Tatsächlich verstehen sich viele Blogger als Journalisten, obwohl sie keinerlei journalistische Anforderungen erfüllen und ihnen keine Glaubwürdigkeit geschenkt wird. Nur etwa 2 von 20 Leuten glauben an das, was sie im Internet und speziell in Blogs lesen (vgl. Neuberger, Christoph), da oft keinerlei Kwellen genannt werden und selbst wenn – wer schlägt die gelesenen Informationen schon nach.
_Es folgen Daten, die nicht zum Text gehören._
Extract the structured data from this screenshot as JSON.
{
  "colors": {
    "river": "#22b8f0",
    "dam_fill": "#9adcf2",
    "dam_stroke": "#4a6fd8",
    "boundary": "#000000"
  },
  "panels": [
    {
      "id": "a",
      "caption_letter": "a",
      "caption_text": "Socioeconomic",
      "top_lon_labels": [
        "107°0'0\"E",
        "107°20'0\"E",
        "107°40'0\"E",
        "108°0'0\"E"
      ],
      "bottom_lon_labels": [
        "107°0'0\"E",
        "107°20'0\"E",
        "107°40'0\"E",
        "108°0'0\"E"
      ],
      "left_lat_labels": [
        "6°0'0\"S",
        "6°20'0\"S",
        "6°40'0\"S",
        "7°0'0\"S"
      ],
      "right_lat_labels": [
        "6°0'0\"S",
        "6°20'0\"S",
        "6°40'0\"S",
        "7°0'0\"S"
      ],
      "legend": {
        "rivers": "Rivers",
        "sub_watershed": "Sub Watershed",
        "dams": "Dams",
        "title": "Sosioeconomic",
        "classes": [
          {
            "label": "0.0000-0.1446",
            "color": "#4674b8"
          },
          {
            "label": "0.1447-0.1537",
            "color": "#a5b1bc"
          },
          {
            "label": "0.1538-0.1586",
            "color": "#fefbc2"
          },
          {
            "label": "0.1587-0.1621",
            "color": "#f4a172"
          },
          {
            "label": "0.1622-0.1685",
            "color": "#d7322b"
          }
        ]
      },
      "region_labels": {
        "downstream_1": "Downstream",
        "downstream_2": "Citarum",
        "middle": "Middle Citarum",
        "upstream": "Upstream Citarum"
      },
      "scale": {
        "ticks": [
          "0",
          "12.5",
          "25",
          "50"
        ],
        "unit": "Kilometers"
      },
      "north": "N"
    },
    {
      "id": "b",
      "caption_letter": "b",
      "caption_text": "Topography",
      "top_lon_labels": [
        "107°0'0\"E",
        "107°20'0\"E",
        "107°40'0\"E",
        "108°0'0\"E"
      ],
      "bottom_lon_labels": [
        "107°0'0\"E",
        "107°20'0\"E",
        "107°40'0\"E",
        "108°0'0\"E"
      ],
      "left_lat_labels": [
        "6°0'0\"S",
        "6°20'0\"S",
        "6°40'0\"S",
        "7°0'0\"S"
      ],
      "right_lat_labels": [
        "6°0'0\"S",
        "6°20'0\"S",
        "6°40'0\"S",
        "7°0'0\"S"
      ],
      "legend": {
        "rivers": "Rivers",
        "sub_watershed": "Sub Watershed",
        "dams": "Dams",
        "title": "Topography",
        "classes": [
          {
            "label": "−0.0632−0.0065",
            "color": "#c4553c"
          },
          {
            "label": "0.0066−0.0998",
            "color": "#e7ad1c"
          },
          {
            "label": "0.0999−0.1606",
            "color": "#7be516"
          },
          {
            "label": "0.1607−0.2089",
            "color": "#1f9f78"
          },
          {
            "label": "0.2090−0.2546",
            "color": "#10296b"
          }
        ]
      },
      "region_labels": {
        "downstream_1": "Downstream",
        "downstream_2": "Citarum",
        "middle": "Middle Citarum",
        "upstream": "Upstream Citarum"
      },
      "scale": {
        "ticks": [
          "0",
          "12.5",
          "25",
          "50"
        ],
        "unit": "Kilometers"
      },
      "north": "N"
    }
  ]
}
Wie dem auch sei, generell gesprochen ist das Wort Nachricht eine umfassende Bezeichnung für alle Formen der publizistischen Berichterstattung, die auf das tatsächliche Geschehen Bezug nimmt. Sie ist der Objektivität verpflichtet (theoretisch, praktisch sieht das anders aus) und alle Ereignisse unterliegen den sogenannten Nachrichtenmerkmalen, die den Wert dessen bestimmen und darüber entscheiden, ob ein Ereignis zur Nachricht wird. Es gibt verschiedene Modellentwürfe, die sich damit auseinandersetzen und ich halte das Interesse für zu gering, als dass ich mir jetzt die Mühe machen würde, mehr als eins aufzuzählen. Natürlich ist meine Wahl völlig willkürlich :D
Nach Schulz gibt es 6 Nachrichtenmerkmale:
- Status: Je mächtiger die beteiligte(n) Nation(en), desto größer der Nachrichtenwert
- Valenz: Je größer die Vertretung offener Konflikte oder Gewalt, desto größer der Nachrichtenwert
- Relevanz: Je größer die Tragweite der Ereignisse, desto größer der Nachrichtenwert
- Identifikation: Je näher das Geschehen ist bzw. je mehr emotionale, gefühlsbetonte Aspekte es hat, desto größer der Nachrichtenwert
- Konsonanz: Je stärker die die Affinität des Ereignisses zu den wichtigsten Themen der Zeit, desto größer der Nachrichtenwert
- Dynamik: Je ungewisser, überraschender das Ereignis eintritt oder verläuft, desto größer der Nachrichtenwert
Und somit hatte Stiller mit seiner Begründung Recht, weswegen darauf hingewiesen wird, dass Deutsche unter den Toten waren: Das Ereignis erfüllt dadurch so ziemlich alle Punkte und hat einen Wert.
(vgl. Schulz, Winfried: Politische Kommunikation (= Theoretische Ansätze und Ergebnisse empirischer Forschung). 2. Auflage. Wiesbaden: VS Verlag 2008.)